Due to these drivers, Montgomery and Frederick counties continue to make their way up the list of top-tier life sciences hubs. Additionally, Maryland has been coined the “BioHealth Capital Region,” striving to be a top-three life sciences hub by 2023. Large companies experiencing growth continue to invest in Maryland, or have expanded operations along the I-270/Corridor. Operation Warp Speed has also put more attention on this region with increased government funding to local Maryland companies working on COVID vaccines.
Why is there such a strong demand for life science space from tenants and landlords?
The demand for health care is booming as the U.S. population continues to age. In 2005, the median age in the U.S. was 36.2 years; by 2018, it had risen to 38.2. By 2030, the median age is projected to top 40 for the first time, making more than half of the U.S. population over age 40.
Other reasons include a potential for greater profit for landlords in this space, vacancy rates are near zero in many markets, reduced office demand, and a strong workforce coupled with venture capital and government funding.
How did the pandemic drive this demand?
First, and foremost, the pandemic exposed our vulnerability. It showcased a lot of pain points in the health care industry as well as the increased need for medical space, during a time where medical professionals were working overtime to mitigate the onset and side effects of the pandemic. Second, there were new space requirements for lab space in order to develop and test vaccines. We saw this especially in the manufacturing space.
What are the steps a building owner needs to take to convert a property into a life science space?
There are a number of things building owners should consider when looking to convert a property into a life science space, including community acceptance; ensuring zoning requirements are/can be met; building infrastructure; and proximity to an existing cluster.
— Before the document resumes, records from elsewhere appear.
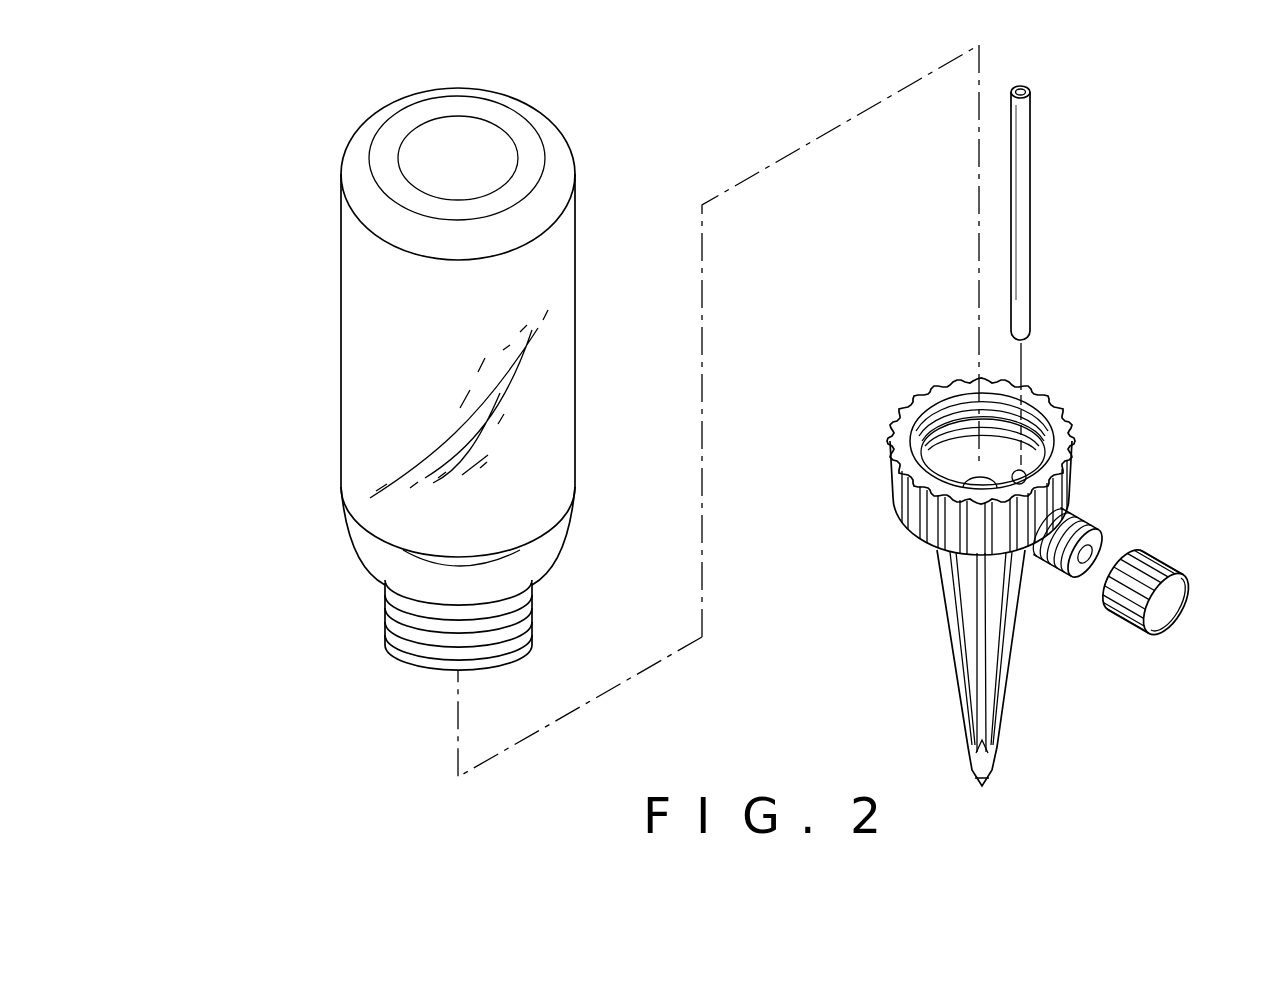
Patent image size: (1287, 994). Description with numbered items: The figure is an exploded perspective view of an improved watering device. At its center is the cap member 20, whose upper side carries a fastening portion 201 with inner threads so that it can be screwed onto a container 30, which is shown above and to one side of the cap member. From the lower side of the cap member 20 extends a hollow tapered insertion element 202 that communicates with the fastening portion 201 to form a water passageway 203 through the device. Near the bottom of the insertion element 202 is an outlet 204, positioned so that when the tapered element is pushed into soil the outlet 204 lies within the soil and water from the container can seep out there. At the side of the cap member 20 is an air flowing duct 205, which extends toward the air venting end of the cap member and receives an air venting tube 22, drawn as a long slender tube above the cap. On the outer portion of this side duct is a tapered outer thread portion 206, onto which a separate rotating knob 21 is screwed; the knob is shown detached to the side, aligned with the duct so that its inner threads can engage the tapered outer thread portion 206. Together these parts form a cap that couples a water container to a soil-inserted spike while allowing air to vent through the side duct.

The container 30 is at (369, 337).
The air venting tube 22 is at (1022, 222).
The cap member 20 is at (985, 563).
The fastening portion 201 is at (918, 405).
The hollow tapered insertion element 202 is at (955, 650).
The water passageway 203 is at (973, 485).
The outlet 204 is at (992, 717).
The air flowing duct 205 is at (1102, 540).
The tapered outer thread portion 206 is at (1080, 558).
The rotating knob 21 is at (1168, 603).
How prevalent is that, both in the country and in the D.C. region?
Conversions are very prevalent in both the D.C. Metro region, as well as the U.S., and we will continue to see more of them take place. A few recent examples include 700 Quince Orchard Road, 9713 to 9717 Key West Avenue, 704 Quince Orchard, and 20400 Century Boulevard.
Why is this being done more and more? What are the pros?
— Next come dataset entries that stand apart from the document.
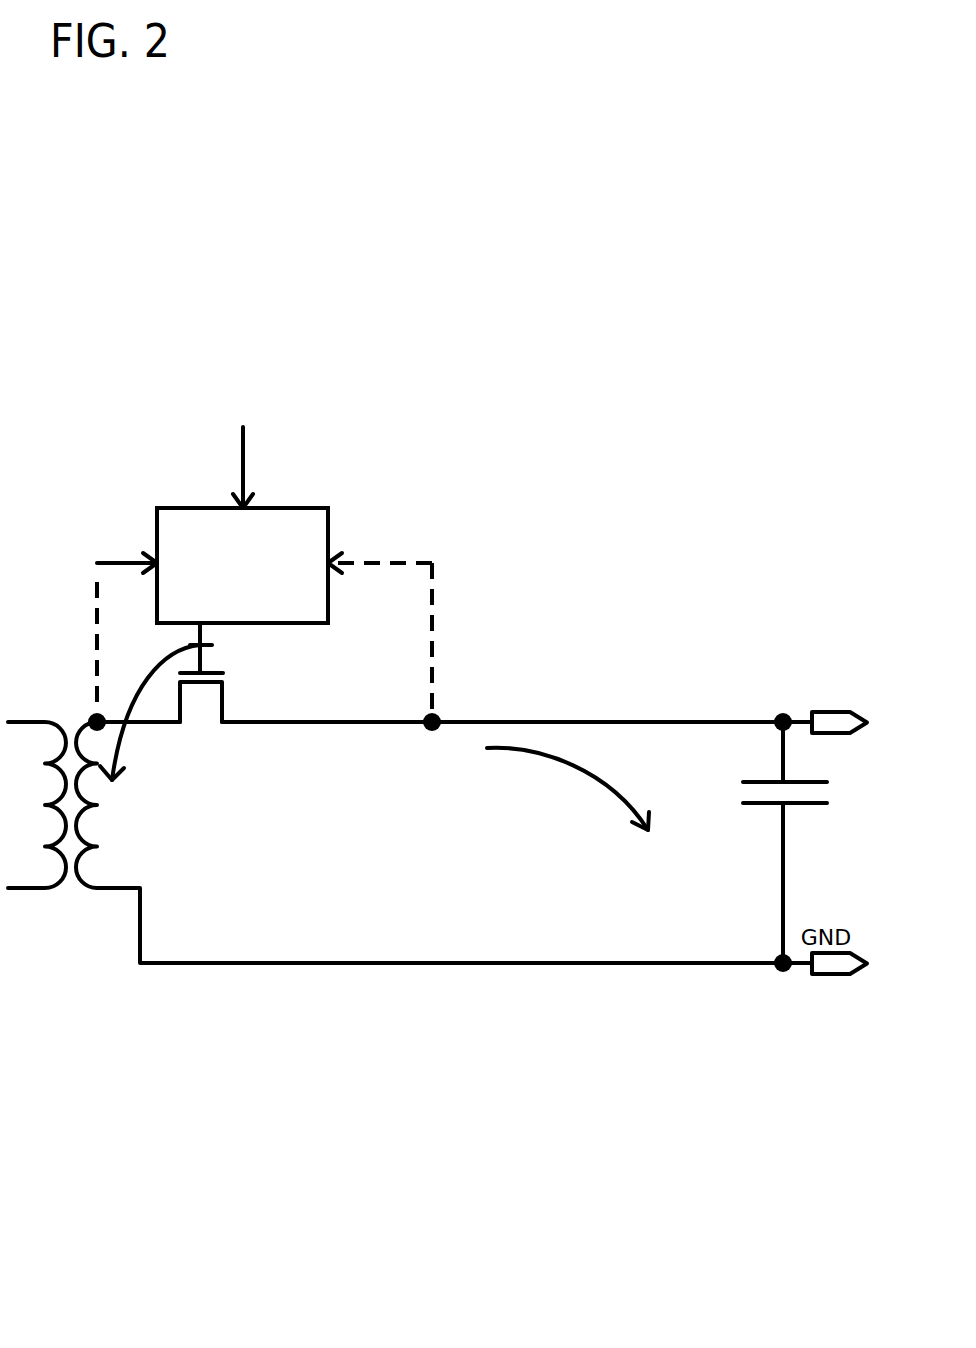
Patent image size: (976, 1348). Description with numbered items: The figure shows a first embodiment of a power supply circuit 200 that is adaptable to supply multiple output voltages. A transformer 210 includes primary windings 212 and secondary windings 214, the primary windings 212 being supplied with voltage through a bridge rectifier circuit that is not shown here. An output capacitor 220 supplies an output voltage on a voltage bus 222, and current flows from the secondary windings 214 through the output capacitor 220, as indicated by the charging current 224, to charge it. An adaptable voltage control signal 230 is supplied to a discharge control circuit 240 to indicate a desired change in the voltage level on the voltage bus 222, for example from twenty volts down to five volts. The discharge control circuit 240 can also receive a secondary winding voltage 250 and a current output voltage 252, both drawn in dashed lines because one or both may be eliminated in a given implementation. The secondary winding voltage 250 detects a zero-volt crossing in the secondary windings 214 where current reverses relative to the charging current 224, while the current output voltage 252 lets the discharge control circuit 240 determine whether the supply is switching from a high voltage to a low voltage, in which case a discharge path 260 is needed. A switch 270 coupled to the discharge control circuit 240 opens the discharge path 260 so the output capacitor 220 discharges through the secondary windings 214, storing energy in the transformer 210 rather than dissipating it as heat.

The power supply circuit 200 is at (272, 322).
The transformer 210 is at (75, 996).
The primary windings 212 is at (30, 888).
The secondary windings 214 is at (109, 857).
The output capacitor 220 is at (755, 807).
The voltage bus 222 is at (825, 695).
The charging current 224 is at (556, 801).
The adaptable voltage control signal 230 is at (307, 441).
The discharge control circuit 240 is at (328, 516).
The secondary winding voltage 250 is at (83, 604).
The current output voltage 252 is at (439, 632).
The discharge path 260 is at (173, 756).
The switch 270 is at (222, 682).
Supply and demand. As demand ticks up and biotech companies continue to experience explosive growth, landlords are working to accommodate space by converting existing office buildings with favorable base building conditions. For example, Rock Creek Property Group broke ground in September on Bio at 700 QO, a 121,000-square-foot, best-in-class, R&D/manufacturing facility that delivered in May 2020 and was backfilled by Novavax. The Matan Companies have made Progress Labs to cater to large life sciences tenants looking for speed to market. Given these market conditions, rents are rising, and more conversions and build-to-suit opportunities are forthcoming. Developers are also seeing higher returns on investments.
How would you forecast the life sciences sector going forward? What will we see in the next five years?
We will continue to see rapid evolution with little-to-no limitations on what we can do, including greater integration of cell and gene therapy into academic centers, accelerated funding for R&D from the government, and further integration of AI.